The pharmaceutical firm was created in 2009 as a joint venture between GSK and US firm Pfizer. It specialises in developing therapies for HIV and operates in 16 countries.
With revenues at £1.03bn and operating profit at £675m during the first nine months of 2014, it is thought that ViiV could be valued at up to £15bn, making it bigger than M&S and Sainsbury's combined.
Its most recent HIV medicines, Trumeq and Tivicay, became available in the last year as "one of the most successful new product launches in the category,” according to chief executive Sir Andrew Witty.
Past spin off success stories
If the spin off goes ahead and is successful, it could join ranks with the following companies, all of which gained great success after flying their parent company nests.
Marathon Petroleum
Spun off from Marathon Oil Corp in June 2011, its first-quarter dividend soon increased by 25 per cent. Low crude oil prices helped to bring up margins, and the company's 2012 revenues went up by 6.5 per cent. With lots of free cash available, it remains an attractive prospect for investors.
Mondelez
The $36bn snack food company Mondelez was spun off by Kraft Foods. Major brands under the Mondelez umbrella include Oreos, Ritz and Trident. The first quarter following the split was not easy, with snack revenues going down by two per cent. But it soon started to perform well, reaching double-digit revenue growth in a matter of months.
Huntington Ingalls
The defence contractor and military shipbuilder was spun off from Northrop Grumman in March 2011. Northrop made the move so that it could concentrate on information systems, aerospace and technical services. Initially, Hntington Ingalls did not perform as well as investors hoped because of the damage caused by hurricane Katrina to some shipyards in Mississipi and Louisiana.

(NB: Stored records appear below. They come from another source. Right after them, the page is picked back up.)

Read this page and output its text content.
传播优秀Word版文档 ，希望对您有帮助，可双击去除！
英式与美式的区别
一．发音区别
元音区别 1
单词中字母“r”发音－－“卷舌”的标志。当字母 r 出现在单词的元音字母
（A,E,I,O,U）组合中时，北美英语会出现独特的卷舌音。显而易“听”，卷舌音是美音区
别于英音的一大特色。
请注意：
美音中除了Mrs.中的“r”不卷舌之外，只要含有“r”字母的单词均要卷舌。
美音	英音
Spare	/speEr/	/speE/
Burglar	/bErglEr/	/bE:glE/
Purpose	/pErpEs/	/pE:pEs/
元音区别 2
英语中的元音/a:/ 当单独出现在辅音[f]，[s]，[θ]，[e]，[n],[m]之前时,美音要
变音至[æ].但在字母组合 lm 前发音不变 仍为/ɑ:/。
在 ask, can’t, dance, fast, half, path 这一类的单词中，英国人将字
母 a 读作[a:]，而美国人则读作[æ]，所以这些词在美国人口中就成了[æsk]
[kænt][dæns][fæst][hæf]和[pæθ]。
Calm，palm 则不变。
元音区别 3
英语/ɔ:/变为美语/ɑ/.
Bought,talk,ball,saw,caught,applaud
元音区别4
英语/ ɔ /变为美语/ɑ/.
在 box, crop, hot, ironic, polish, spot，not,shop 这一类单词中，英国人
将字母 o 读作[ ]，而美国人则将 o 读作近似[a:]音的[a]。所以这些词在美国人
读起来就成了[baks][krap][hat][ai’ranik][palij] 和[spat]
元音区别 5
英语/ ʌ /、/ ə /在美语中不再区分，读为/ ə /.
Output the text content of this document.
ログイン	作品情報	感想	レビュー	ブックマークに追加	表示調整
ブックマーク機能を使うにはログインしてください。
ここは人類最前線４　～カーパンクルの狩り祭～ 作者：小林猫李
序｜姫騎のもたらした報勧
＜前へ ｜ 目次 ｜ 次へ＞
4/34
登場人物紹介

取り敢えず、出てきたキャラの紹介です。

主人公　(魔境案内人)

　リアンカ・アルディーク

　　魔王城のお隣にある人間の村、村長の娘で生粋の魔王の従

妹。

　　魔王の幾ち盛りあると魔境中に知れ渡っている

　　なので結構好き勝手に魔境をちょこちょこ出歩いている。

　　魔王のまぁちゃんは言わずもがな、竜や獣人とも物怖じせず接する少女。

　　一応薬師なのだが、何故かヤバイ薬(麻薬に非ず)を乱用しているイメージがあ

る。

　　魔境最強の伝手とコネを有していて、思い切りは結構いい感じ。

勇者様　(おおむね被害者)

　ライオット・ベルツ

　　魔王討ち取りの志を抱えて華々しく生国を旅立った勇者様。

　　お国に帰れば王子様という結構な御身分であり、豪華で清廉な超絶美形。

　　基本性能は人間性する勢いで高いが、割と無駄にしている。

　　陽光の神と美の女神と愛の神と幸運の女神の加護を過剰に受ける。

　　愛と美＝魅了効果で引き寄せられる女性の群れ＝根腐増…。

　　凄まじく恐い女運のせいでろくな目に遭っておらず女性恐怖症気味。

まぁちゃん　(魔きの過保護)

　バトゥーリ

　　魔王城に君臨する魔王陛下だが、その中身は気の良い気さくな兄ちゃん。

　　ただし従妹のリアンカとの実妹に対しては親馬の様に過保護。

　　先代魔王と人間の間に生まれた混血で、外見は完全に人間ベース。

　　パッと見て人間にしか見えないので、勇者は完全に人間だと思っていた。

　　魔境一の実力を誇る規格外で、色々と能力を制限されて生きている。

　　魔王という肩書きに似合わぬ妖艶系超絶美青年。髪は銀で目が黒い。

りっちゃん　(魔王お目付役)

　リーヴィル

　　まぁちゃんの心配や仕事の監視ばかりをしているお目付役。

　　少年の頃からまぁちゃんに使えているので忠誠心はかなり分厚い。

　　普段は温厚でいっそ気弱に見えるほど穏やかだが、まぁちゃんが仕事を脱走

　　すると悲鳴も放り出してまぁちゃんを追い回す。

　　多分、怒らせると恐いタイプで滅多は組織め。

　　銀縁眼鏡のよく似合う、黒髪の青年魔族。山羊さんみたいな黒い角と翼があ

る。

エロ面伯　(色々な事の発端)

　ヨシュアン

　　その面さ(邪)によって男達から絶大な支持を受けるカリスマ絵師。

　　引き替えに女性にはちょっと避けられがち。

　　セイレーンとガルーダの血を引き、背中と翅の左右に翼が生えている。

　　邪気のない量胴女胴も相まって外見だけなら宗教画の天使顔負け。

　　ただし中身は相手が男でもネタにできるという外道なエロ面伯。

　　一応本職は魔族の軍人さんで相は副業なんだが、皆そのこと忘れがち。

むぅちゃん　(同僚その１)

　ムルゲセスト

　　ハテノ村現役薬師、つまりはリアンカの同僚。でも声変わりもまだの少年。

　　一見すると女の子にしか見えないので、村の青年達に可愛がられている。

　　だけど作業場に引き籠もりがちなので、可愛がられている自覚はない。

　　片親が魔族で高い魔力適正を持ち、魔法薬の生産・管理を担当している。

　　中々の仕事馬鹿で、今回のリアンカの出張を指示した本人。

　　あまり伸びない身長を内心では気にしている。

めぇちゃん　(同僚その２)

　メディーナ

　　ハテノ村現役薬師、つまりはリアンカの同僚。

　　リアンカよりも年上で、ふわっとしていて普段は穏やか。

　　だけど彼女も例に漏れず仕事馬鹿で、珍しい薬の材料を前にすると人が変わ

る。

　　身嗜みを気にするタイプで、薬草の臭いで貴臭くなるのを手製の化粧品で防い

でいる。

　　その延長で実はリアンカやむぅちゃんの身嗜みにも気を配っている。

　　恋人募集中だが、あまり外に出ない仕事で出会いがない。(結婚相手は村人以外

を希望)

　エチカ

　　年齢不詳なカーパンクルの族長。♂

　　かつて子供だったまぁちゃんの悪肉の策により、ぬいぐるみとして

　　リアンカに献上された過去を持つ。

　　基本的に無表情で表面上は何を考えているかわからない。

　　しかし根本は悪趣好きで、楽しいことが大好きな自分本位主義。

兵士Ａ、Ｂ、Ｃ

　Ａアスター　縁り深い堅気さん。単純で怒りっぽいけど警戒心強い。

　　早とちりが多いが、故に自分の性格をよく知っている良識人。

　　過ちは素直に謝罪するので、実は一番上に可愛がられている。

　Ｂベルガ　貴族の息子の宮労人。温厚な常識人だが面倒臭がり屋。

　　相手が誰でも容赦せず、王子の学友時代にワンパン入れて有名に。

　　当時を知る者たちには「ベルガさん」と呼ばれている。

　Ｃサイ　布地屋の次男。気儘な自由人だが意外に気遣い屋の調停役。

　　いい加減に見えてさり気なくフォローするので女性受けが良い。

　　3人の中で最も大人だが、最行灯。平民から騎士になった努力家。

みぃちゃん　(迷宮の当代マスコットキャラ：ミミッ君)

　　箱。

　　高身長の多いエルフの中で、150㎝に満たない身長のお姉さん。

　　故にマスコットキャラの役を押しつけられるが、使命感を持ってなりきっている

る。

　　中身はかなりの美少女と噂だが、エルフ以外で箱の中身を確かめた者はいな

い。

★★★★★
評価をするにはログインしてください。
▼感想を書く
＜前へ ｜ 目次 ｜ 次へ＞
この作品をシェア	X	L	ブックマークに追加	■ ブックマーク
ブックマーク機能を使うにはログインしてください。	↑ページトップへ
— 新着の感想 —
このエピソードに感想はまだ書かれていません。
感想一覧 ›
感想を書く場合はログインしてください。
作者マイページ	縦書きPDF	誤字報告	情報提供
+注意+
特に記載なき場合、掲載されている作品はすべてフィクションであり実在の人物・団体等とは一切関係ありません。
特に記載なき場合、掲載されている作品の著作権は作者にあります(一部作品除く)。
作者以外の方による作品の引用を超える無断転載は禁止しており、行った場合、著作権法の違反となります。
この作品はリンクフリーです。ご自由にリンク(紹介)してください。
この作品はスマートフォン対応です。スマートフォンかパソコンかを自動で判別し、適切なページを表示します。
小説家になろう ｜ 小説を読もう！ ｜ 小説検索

But once the company had closed down some poorly performing facilities and won a ship rebuilding contract worth £2.6bn from the US Navy, revenues started to grow.
Hillshire Brands
Spun off from consumer goods corporation Sara Lee in 2012, HillShire Brands quickly benefited from the strong performance of brands such as Ball Park hot dogs and Jimmy Dean sandwiches. Stock rose sharply after the split, delivering a premium of more than 15 per cent to shareholders. The baked goods and beverages division left behind was rolled into the D.E. Master Blenders 1753.
Phillips 66
Phillips 66 was spun off by refining company ConocoPhillips. A drop in crude oil prices and an increase in refiners' margins allowed earnings to reach $5.4bn in 2012, up from $3.6bn the year before. This meant Phillips 60 could return $400m worth of capital to its shareholders in 2012, through dividends and share purchases.